Anyway, “Tower” did indeed seem a perfect blend of keyboard-heavy Pomp/Hard Rock mixed with Prog, and I adored it. The merging of genres continued on through glorious tracks such as “Long Time,” “Broken Dreams,” “Mariner,” and “Sunday Morning,” whereas “Rock and Rollers” and “On and On” seemed less Prog-oriented, more commercial (a foreshadowing of Angel’s overall change in style for its third album) yet just as impressive and gratifying. And of course, let’s not forget that the album closes with a short instrumental burst of utterly perfect Pomp Rock entitled “Angel (Theme)” that instantly had me blaring the album from start to finish yet again, and again, and again. (And how can you not love a band that has its own “theme song,” huh?)

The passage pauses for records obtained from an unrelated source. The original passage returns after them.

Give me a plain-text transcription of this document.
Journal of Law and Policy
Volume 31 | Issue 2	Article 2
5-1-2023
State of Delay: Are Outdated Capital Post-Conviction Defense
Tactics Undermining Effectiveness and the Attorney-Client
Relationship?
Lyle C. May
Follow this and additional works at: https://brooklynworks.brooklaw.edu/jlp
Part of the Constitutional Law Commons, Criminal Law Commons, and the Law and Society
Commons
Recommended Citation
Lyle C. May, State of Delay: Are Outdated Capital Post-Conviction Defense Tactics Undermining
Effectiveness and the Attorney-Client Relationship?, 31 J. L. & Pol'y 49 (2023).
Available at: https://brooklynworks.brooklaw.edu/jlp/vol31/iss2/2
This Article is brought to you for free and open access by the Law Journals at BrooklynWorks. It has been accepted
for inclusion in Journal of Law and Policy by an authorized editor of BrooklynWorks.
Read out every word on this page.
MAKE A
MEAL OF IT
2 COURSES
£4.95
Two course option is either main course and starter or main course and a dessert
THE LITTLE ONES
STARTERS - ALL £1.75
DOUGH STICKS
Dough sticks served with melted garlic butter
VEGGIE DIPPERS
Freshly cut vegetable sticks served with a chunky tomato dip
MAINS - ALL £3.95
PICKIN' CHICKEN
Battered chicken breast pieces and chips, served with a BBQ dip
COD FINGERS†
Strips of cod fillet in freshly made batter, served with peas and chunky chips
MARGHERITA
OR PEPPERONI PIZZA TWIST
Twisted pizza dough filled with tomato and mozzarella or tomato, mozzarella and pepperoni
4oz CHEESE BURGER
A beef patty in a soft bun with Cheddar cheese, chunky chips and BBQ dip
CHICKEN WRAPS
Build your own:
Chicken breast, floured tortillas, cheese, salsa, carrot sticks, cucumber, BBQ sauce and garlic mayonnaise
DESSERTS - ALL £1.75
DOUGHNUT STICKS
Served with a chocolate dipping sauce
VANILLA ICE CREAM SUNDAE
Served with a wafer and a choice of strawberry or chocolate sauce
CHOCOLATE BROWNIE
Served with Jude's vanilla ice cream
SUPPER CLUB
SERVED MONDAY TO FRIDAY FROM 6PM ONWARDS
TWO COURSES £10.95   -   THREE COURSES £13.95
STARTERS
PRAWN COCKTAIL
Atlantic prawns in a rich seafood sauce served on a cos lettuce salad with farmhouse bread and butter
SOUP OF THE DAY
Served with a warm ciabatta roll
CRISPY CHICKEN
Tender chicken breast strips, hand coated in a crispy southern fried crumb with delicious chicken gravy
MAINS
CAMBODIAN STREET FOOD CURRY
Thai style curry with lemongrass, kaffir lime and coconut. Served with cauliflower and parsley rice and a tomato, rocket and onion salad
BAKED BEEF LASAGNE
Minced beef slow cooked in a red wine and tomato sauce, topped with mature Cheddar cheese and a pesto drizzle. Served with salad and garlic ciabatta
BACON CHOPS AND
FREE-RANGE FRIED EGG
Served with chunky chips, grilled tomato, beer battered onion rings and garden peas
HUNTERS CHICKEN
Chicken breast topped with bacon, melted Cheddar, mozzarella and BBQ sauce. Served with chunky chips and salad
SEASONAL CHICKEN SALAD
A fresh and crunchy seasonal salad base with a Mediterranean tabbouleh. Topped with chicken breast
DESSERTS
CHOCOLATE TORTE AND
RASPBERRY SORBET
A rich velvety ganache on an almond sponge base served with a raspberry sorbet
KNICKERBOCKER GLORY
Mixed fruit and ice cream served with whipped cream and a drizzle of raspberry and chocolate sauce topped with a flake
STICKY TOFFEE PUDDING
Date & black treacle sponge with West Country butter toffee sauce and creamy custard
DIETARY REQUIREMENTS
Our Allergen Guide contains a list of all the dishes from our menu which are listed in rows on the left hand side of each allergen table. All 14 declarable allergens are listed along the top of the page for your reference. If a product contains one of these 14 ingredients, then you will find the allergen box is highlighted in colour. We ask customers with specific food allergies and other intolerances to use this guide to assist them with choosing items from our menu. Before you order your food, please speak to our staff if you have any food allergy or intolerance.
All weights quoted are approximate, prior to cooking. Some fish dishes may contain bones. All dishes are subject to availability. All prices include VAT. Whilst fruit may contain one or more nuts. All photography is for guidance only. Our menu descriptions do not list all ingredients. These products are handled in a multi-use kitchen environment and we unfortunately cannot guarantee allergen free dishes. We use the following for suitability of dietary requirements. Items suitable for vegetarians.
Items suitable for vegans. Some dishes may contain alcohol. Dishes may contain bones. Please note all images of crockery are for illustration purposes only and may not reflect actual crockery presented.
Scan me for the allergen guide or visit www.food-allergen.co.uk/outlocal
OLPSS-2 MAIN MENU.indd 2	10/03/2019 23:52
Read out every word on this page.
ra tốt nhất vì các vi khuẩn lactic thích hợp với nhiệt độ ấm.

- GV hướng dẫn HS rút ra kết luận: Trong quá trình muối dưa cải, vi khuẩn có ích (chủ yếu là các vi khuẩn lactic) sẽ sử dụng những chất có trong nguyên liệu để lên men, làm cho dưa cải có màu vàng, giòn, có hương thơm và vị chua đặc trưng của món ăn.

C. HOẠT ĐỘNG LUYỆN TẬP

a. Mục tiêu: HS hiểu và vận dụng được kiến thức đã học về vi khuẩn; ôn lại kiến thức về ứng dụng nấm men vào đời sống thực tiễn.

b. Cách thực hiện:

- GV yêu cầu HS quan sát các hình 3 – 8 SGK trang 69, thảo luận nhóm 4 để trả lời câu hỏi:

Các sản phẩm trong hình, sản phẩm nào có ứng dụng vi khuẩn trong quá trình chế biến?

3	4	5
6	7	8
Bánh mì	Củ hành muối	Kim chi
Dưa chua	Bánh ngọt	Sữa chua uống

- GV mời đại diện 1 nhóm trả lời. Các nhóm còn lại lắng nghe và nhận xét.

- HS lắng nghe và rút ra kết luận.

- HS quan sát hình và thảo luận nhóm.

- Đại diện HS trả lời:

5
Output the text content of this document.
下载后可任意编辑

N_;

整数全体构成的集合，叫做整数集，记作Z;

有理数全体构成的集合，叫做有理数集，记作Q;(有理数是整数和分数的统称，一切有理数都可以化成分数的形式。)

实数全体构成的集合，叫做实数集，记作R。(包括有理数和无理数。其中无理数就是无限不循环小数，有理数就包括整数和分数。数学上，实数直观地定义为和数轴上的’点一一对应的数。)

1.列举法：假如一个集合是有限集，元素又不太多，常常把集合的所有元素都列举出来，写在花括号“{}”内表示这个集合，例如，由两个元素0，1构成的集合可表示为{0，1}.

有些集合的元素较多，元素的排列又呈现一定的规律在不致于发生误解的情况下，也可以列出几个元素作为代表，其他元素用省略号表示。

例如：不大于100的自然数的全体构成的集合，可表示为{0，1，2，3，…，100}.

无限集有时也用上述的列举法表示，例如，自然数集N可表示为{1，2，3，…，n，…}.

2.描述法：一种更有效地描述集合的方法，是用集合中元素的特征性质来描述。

Regardless, not only did the genres blend perfectly, but so did the pianos, organs, synths, and Mellotron of Greg Giuffria mix deliciously with the metalized guitar fury of Punky Meadows. And with a highly capable and often-creative rhythm section of bassist Mickey Jones and drummer Barry Brandt maintaining a solid backbone, Frank DiMino’s powerful, wide-ranging, and multi-tracked voice soared over the lush proceedings—dare I say it?—like an angel, giving the band a majestic, bombastic, and distinctive sound.

Even to this day, Angel’s 1975 debut stands as one of the finest, most unique Pomp/Prog Rock albums in history, introducing me to the talents of Giuffria and DiMino—who became instant heroes and future influences for my own work—and I still love it to death.